Are you starting to understand why you shouldn’t have the owner key on this device?
H) Rootkits installed in your device
“A rootkit is a collection of computer software, typically malicious, designed to enable access to a computer or an area of its software that is not otherwise allowed and often masks its existence or the existence of other software.”
These rootkits are often installed by themselves from malware. To prevent these you need to upgrade your computer OS frequently, and even if you do it’s not certain that you will know it exists. And if there’s a rootkit installed on your device, they can do whatever they want.
I) You enter your mnemonic phrase at a phishing attempt
Mnemonic phrases should be treated with respect, and keep very safe. Don’t just store them in a text document or somewhere online. Add them to an encrypted file and store that securely with multiple backups.
Lately there have been phishing and different scam attacks on multiple places like websites and over telegram where they try to get you to post these phrases. One argument they use is that they need to upgrade your public key to the next version… please don’t trust this process. Just a few days ago I heard about a dude that lost $70k from an attempt like this…
J) Signing malicious transactions
This is done on malicious DAPPs and wallets, you may even think that you are doing what you are supposed to, but suddenly your keys are swapped and you no longer have access to your account. This has happened with multiple scams on EOS, and can usually be prevented by properly reading what the tx is trying to do on your device. If the transaction states “updateauth” and you did not want to do that… then it’s probably trying to swap your keys.
Adding custom permissions for your dapps prevent this, cus even if they try to do it, they can’t.
K) Autofill on field to wrong address
Quite a sad situation, the autofill of addresses on EOSIO sites as bloks is there to help the user. But since scammers have bought account names that are very similar to the exchanges account names, you can easily have the wrong account entered and send funds to the wrong place.
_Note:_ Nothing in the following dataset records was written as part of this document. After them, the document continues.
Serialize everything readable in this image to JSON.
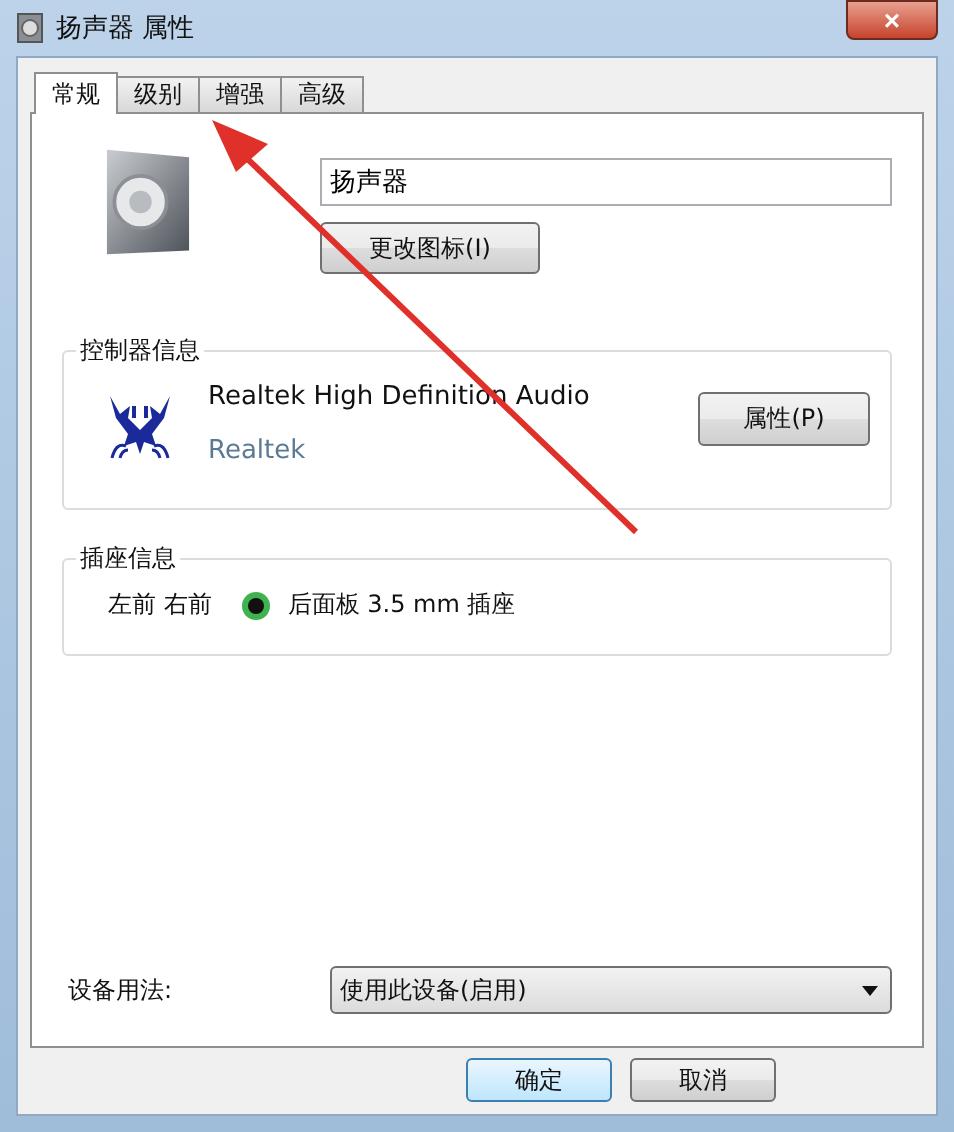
{
  "window": {
    "title": "扬声器 属性",
    "close": "×"
  },
  "tabs": [
    {
      "label": "常规",
      "selected": true
    },
    {
      "label": "级别",
      "selected": false
    },
    {
      "label": "增强",
      "selected": false
    },
    {
      "label": "高级",
      "selected": false
    }
  ],
  "device": {
    "name_value": "扬声器",
    "change_icon_button": "更改图标(I)"
  },
  "controller": {
    "legend": "控制器信息",
    "name": "Realtek High Definition Audio",
    "vendor": "Realtek",
    "properties_button": "属性(P)"
  },
  "jack": {
    "legend": "插座信息",
    "channels": "左前 右前",
    "description": "后面板 3.5 mm 插座"
  },
  "usage": {
    "label": "设备用法:",
    "value": "使用此设备(启用)"
  },
  "buttons": [
    "确定",
    "取消"
  ]
}
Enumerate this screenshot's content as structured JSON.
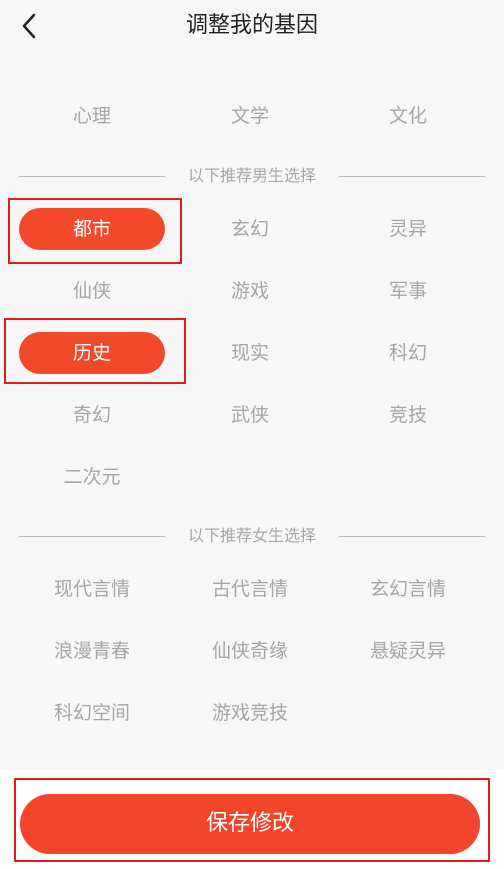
{
  "header": {
    "title": "调整我的基因",
    "back_icon": "chevron-left-icon"
  },
  "top_cut": [
    "",
    "",
    ""
  ],
  "row_general": [
    "心理",
    "文学",
    "文化"
  ],
  "male_section": {
    "label": "以下推荐男生选择",
    "rows": [
      [
        "都市",
        "玄幻",
        "灵异"
      ],
      [
        "仙侠",
        "游戏",
        "军事"
      ],
      [
        "历史",
        "现实",
        "科幻"
      ],
      [
        "奇幻",
        "武侠",
        "竞技"
      ],
      [
        "二次元"
      ]
    ],
    "selected": [
      "都市",
      "历史"
    ]
  },
  "female_section": {
    "label": "以下推荐女生选择",
    "rows": [
      [
        "现代言情",
        "古代言情",
        "玄幻言情"
      ],
      [
        "浪漫青春",
        "仙侠奇缘",
        "悬疑灵异"
      ],
      [
        "科幻空间",
        "游戏竞技"
      ]
    ]
  },
  "footer": {
    "save_label": "保存修改"
  },
  "colors": {
    "accent": "#f2492b",
    "highlight_box": "#e31d1d"
  }
}
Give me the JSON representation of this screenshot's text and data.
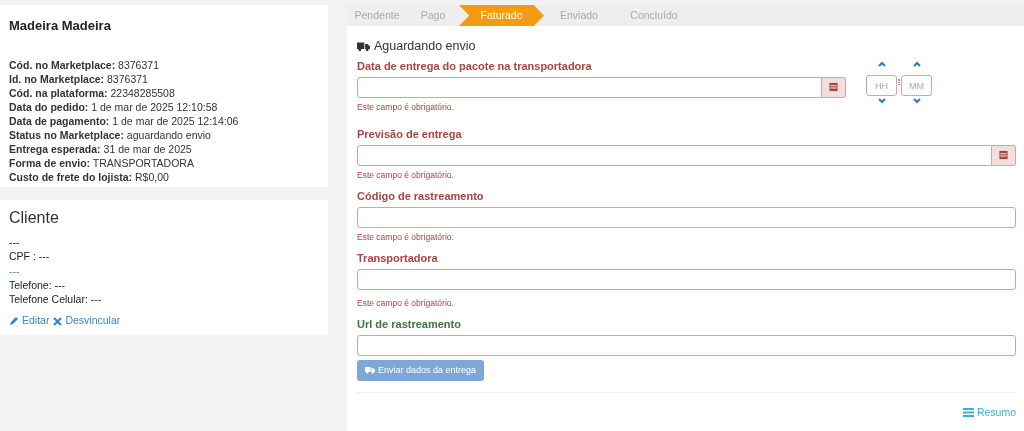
{
  "order": {
    "title": "Madeira Madeira",
    "details": [
      {
        "label": "Cód. no Marketplace:",
        "value": "8376371"
      },
      {
        "label": "Id. no Marketplace:",
        "value": "8376371"
      },
      {
        "label": "Cód. na plataforma:",
        "value": "22348285508"
      },
      {
        "label": "Data do pedido:",
        "value": "1 de mar de 2025 12:10:58"
      },
      {
        "label": "Data de pagamento:",
        "value": "1 de mar de 2025 12:14:06"
      },
      {
        "label": "Status no Marketplace:",
        "value": "aguardando envio"
      },
      {
        "label": "Entrega esperada:",
        "value": "31 de mar de 2025"
      },
      {
        "label": "Forma de envio:",
        "value": "TRANSPORTADORA"
      },
      {
        "label": "Custo de frete do lojista:",
        "value": "R$0,00"
      }
    ]
  },
  "client": {
    "title": "Cliente",
    "lines": [
      {
        "kind": "text",
        "text": "---"
      },
      {
        "kind": "text",
        "text": "CPF : ---"
      },
      {
        "kind": "link",
        "text": "---"
      },
      {
        "kind": "text",
        "text": "Telefone: ---"
      },
      {
        "kind": "text",
        "text": "Telefone Celular: ---"
      }
    ],
    "actions": [
      {
        "kind": "edit",
        "label": "Editar"
      },
      {
        "kind": "unlink",
        "label": "Desvincular"
      }
    ]
  },
  "steps": [
    {
      "label": "Pendente",
      "selected": false
    },
    {
      "label": "Pago",
      "selected": false
    },
    {
      "label": "Faturado",
      "selected": true
    },
    {
      "label": "Enviado",
      "selected": false
    },
    {
      "label": "Concluído",
      "selected": false
    }
  ],
  "shipping": {
    "heading": "Aguardando envio",
    "fields": [
      {
        "kind": "datetime",
        "label": "Data de entrega do pacote na transportadora",
        "valid": false,
        "error": "Este campo é obrigatório.",
        "hour_placeholder": "HH",
        "minute_placeholder": "MM"
      },
      {
        "kind": "date",
        "label": "Previsão de entrega",
        "valid": false,
        "error": "Este campo é obrigatório."
      },
      {
        "kind": "text",
        "label": "Código de rastreamento",
        "valid": false,
        "error": "Este campo é obrigatório."
      },
      {
        "kind": "text",
        "label": "Transportadora",
        "valid": false,
        "error": "Este campo é obrigatório."
      },
      {
        "kind": "text",
        "label": "Url de rastreamento",
        "valid": true
      }
    ],
    "submit": {
      "label": "Enviar dados da entrega",
      "disabled": true
    },
    "summary_link": "Resumo"
  }
}
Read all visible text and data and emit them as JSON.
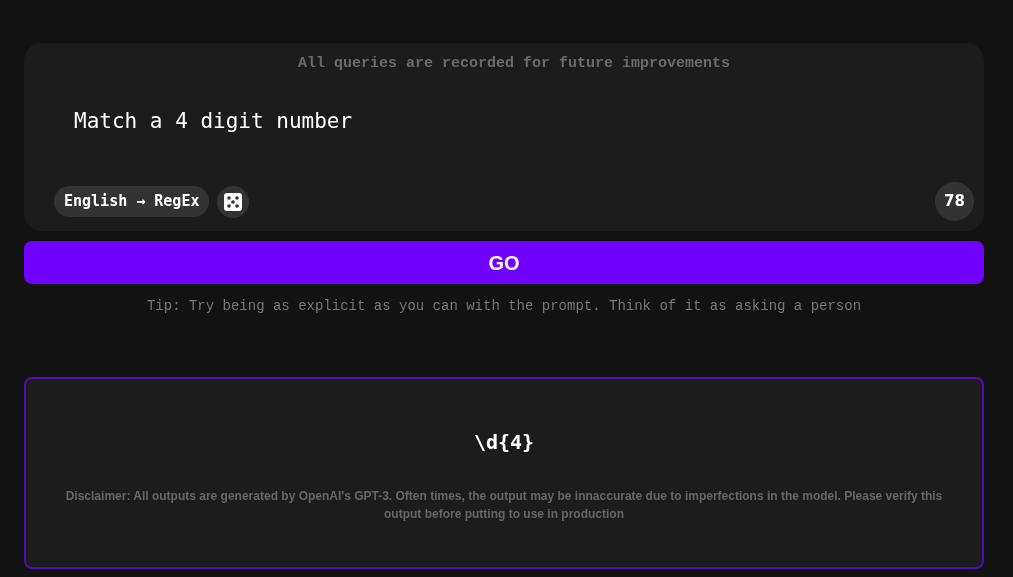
{
  "notice": "All queries are recorded for future improvements",
  "prompt": {
    "value": "Match a 4 digit number"
  },
  "mode": {
    "from": "English",
    "arrow": "→",
    "to": "RegEx"
  },
  "char_count": "78",
  "go_button": "GO",
  "tip": "Tip: Try being as explicit as you can with the prompt. Think of it as asking a person",
  "output": {
    "result": "\\d{4}",
    "disclaimer": "Disclaimer: All outputs are generated by OpenAI's GPT-3. Often times, the output may be innaccurate due to imperfections in the model. Please verify this output before putting to use in production"
  }
}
This can be prevented by copying the name and memo from the exchange when you are doing such a transfer. Unless you have malware that changes what you copy.. So always double check what you add.
L) Private key is lost and not properly backed up
CREATE MULTIPLE BACKUPS OF YOUR PRIVATEKEYS!!!
Just do it… and store them on a few USB sticks, laminated papers or hardware wallet.. Whatever way you feel is the best for you. As long as you make copies, don’t be lazy and regretful…
M) Password is forgotten
🙁 a risk of using more secure passwords. If you don’t already use a password manager, start now. There are multiple options available. I recommend using one where you control the file, as long as you create MULTIPLE backups of those files.
N) Using Public WI-FI
The owner of the network, or a hacker, is able to log what you send out of your machine and use that against you at a later point. So whenever you feel like connecting to a public WIFI endpoint, expect them to know whatever you are doing, and log all information, it’s safest that way.